Perlahan Itachi melepaskan genggaman Sakura pada tangannya. Sorot matanya menyendu dan berujar, "maaf atas semuanya dan kita harus lupakan semua ini." Lalu ia beranjak pergi, meninggalkan Sakura yang mematung setelah mendengar perkataannya.

"Pada akhirnya aku harus kembali." Sakura mengusap air matanya yang jatuh. Ayolah, ia kuat. Lagipula semua ini pun tidak lain adalah salahnya. Jika ia tidak bersikap bodoh mungkin tidak akan merasakan sakit seperti ini, lagi.

"Padahal aku mulai menyukainya." Ujarnya lalu mengambil sayuran dari lemari pendingin dan bahan-bahan lain entah apa itu karena ia mengambilnya begitu saja.

Bahan-bahan yang ia ambil sudah menumpuk di meja namun ia tidak berniat untuk mengolahnya. Ia hanya mengambilnya begitu saja disaat tak bisa menghentikan tangisannya.
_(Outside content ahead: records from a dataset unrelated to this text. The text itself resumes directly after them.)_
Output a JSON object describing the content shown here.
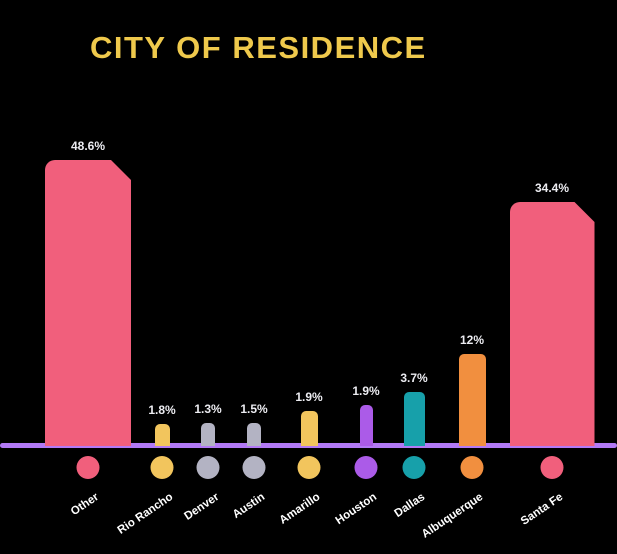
{
  "chart_data": {
    "type": "bar",
    "title": "CITY OF RESIDENCE",
    "title_color": "#EFC94C",
    "categories": [
      "Other",
      "Rio Rancho",
      "Denver",
      "Austin",
      "Amarillo",
      "Houston",
      "Dallas",
      "Albuquerque",
      "Santa Fe"
    ],
    "values": [
      48.6,
      1.8,
      1.3,
      1.5,
      1.9,
      1.9,
      3.7,
      12,
      34.4
    ],
    "value_labels": [
      "48.6%",
      "1.8%",
      "1.3%",
      "1.5%",
      "1.9%",
      "1.9%",
      "3.7%",
      "12%",
      "34.4%"
    ],
    "bar_colors": [
      "#F15F7C",
      "#F2C55D",
      "#B3B3C3",
      "#B3B3C3",
      "#F2C55D",
      "#AB5BE8",
      "#17A0AA",
      "#F18F3F",
      "#F15F7C"
    ],
    "axis_color": "#B279F5",
    "value_label_color": "#ECECF1",
    "category_label_color": "#FFFFFF",
    "background_color": "#000000",
    "ylim": [
      0,
      50
    ],
    "legend": "none",
    "grid": false,
    "layout": {
      "baseline_bottom": 108,
      "centers": [
        88,
        162,
        208,
        254,
        309,
        366,
        414,
        472,
        552
      ],
      "widths": [
        86,
        15,
        14,
        14,
        17,
        13,
        21,
        27,
        85
      ],
      "heights": [
        286,
        22,
        23,
        23,
        35,
        41,
        54,
        92,
        244
      ]
    }
  }
}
"Dasar brengsek!" Sakura mengambil pisau dan memotong wortel dengan kasar hingga menimbulkan suara yang keras. Satu tangan ia kembali mengusap air matanya yang tak kunjung berhenti.

"YAK AIR MATA SIALAN KENAPA TIDAK MAU BERHENTI!" Sakura berteriak lalu jatuh berlutut, menyembunyikan wajahnya disana.
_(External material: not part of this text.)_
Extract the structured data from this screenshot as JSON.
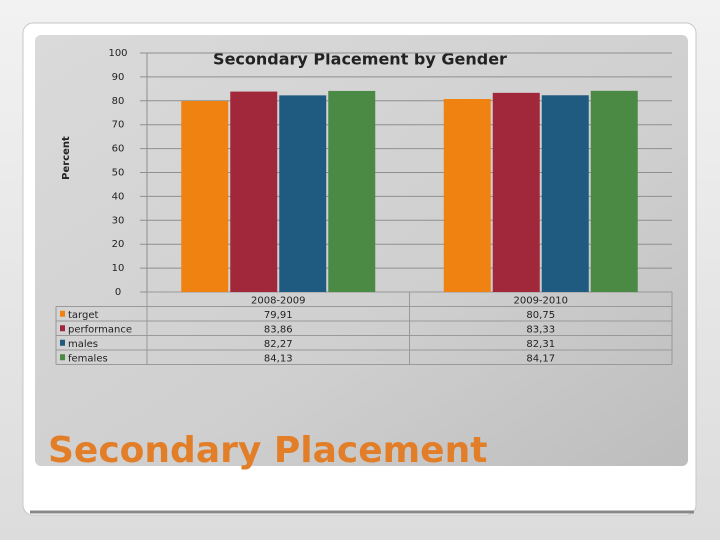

Kenapa ia merasa sangat sakit karena sikap Itachi disaat ia sendiri tidak terlalu berharap dan terus menyangkal jika apa yang dilakukan mereka hanyalah kesalahan bukan karena hal lain.
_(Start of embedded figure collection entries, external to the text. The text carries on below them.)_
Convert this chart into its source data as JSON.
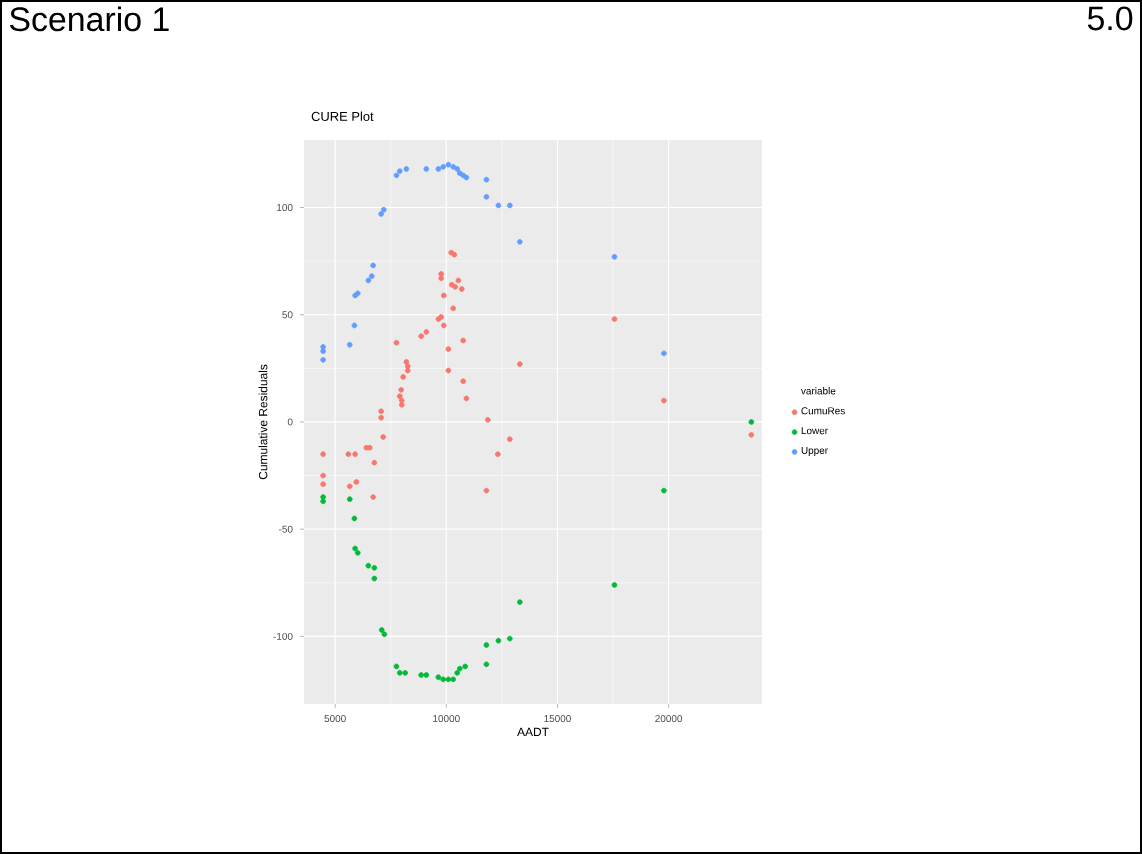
{
  "chart_data": {
    "type": "scatter",
    "title": "CURE Plot",
    "xlabel": "AADT",
    "ylabel": "Cumulative Residuals",
    "legend_title": "variable",
    "annotations": [
      "Scenario 1",
      "5.0"
    ],
    "xlim": [
      3600,
      24200
    ],
    "ylim": [
      -131.5,
      131.5
    ],
    "xticks": [
      5000,
      10000,
      15000,
      20000
    ],
    "yticks": [
      -100,
      -50,
      0,
      50,
      100
    ],
    "grid": true,
    "legend": "right",
    "marker": "circle",
    "series": [
      {
        "name": "CumuRes",
        "color": "#f8766d",
        "x": [
          4460,
          4460,
          4460,
          5594,
          5657,
          5900,
          5954,
          6404,
          6557,
          6710,
          6764,
          7070,
          7070,
          7160,
          7757,
          7907,
          7970,
          7997,
          7997,
          8060,
          8204,
          8267,
          8267,
          8870,
          9104,
          9644,
          9770,
          9887,
          9770,
          9770,
          9887,
          10094,
          10094,
          10220,
          10364,
          10247,
          10400,
          10544,
          10310,
          10697,
          10760,
          10760,
          10904,
          11867,
          11804,
          12317,
          12857,
          13307,
          17564,
          19787,
          23720
        ],
        "values": [
          -15,
          -25,
          -29,
          -15,
          -30,
          -15,
          -28,
          -12,
          -12,
          -35,
          -19,
          5,
          2,
          -7,
          37,
          12,
          15,
          10,
          8,
          21,
          28,
          26,
          24,
          40,
          42,
          48,
          49,
          45,
          69,
          67,
          59,
          34,
          24,
          79,
          78,
          64,
          63,
          66,
          53,
          62,
          38,
          19,
          11,
          1,
          -32,
          -15,
          -8,
          27,
          48,
          10,
          -6
        ]
      },
      {
        "name": "Lower",
        "color": "#00ba38",
        "x": [
          4460,
          4460,
          5657,
          5867,
          5900,
          6017,
          6494,
          6764,
          6764,
          7097,
          7214,
          7757,
          7907,
          8150,
          8870,
          9100,
          9644,
          9860,
          10094,
          10310,
          10490,
          10607,
          10850,
          11804,
          11804,
          12344,
          12857,
          13307,
          17564,
          19787,
          23720
        ],
        "values": [
          -35,
          -37,
          -36,
          -45,
          -59,
          -61,
          -67,
          -68,
          -73,
          -97,
          -99,
          -114,
          -117,
          -117,
          -118,
          -118,
          -119,
          -120,
          -120,
          -120,
          -117,
          -115,
          -114,
          -113,
          -104,
          -102,
          -101,
          -84,
          -76,
          -32,
          0
        ]
      },
      {
        "name": "Upper",
        "color": "#619cff",
        "x": [
          4460,
          4460,
          4460,
          5657,
          5867,
          5900,
          6017,
          6494,
          6647,
          6710,
          7070,
          7187,
          7757,
          7907,
          8204,
          8960,
          9100,
          9644,
          9860,
          10094,
          10310,
          10490,
          10607,
          10760,
          10904,
          11804,
          11804,
          12344,
          12857,
          13307,
          17564,
          19787
        ],
        "values": [
          35,
          33,
          29,
          36,
          45,
          59,
          60,
          66,
          68,
          73,
          97,
          99,
          115,
          117,
          118,
          null,
          118,
          118,
          119,
          120,
          119,
          118,
          116,
          115,
          114,
          113,
          105,
          101,
          101,
          84,
          77,
          32
        ]
      }
    ]
  }
}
Ingatannya kembali berputar disaat malam dimana Itachi menariknya saat salju turun untuk pertama kalinya. Disaat itu pula ia mengira jika Itachi adalah sang malaikat penyelamatnya. Tapi ia tidak menyangka jika sesuatu terjadi karena ulahnya dan berakhir ia merasa sakit seperti ini.

"Itachi-san." Sakura berujar lirih masih dengan menyembunyikan wajahnya pada kedua lututnya. Sesungguhnya waktu tersisa ingin ia habiskan dengan pria itu sebelum ia pergi dan menyerah kepada kehidupan awalnya.

"Maaf."

Suara itu menguar bersamaan dekapan hangat pada tubuhnya membuat Sakura langsung terdiam.

"Jahat!" Sakura berujar tanpa merubah posisinya karena air matanya masih belum bisa ia kendalikan.

Itachi sejak tadi tidaklah pergi melainkan hanya berdiri dibalik pintu dengan segala pikirannya. Namun saat ia memutuskan kembali masukpun ia hanya berdiri tidak jauh di belakang gadis yang sedang mengomel dengan pisau ditangannya.  Sejak awal ia sudah memutuskan dan ternyata ucapannya untuk berhenti tidaklah sejalan dengan hatinya.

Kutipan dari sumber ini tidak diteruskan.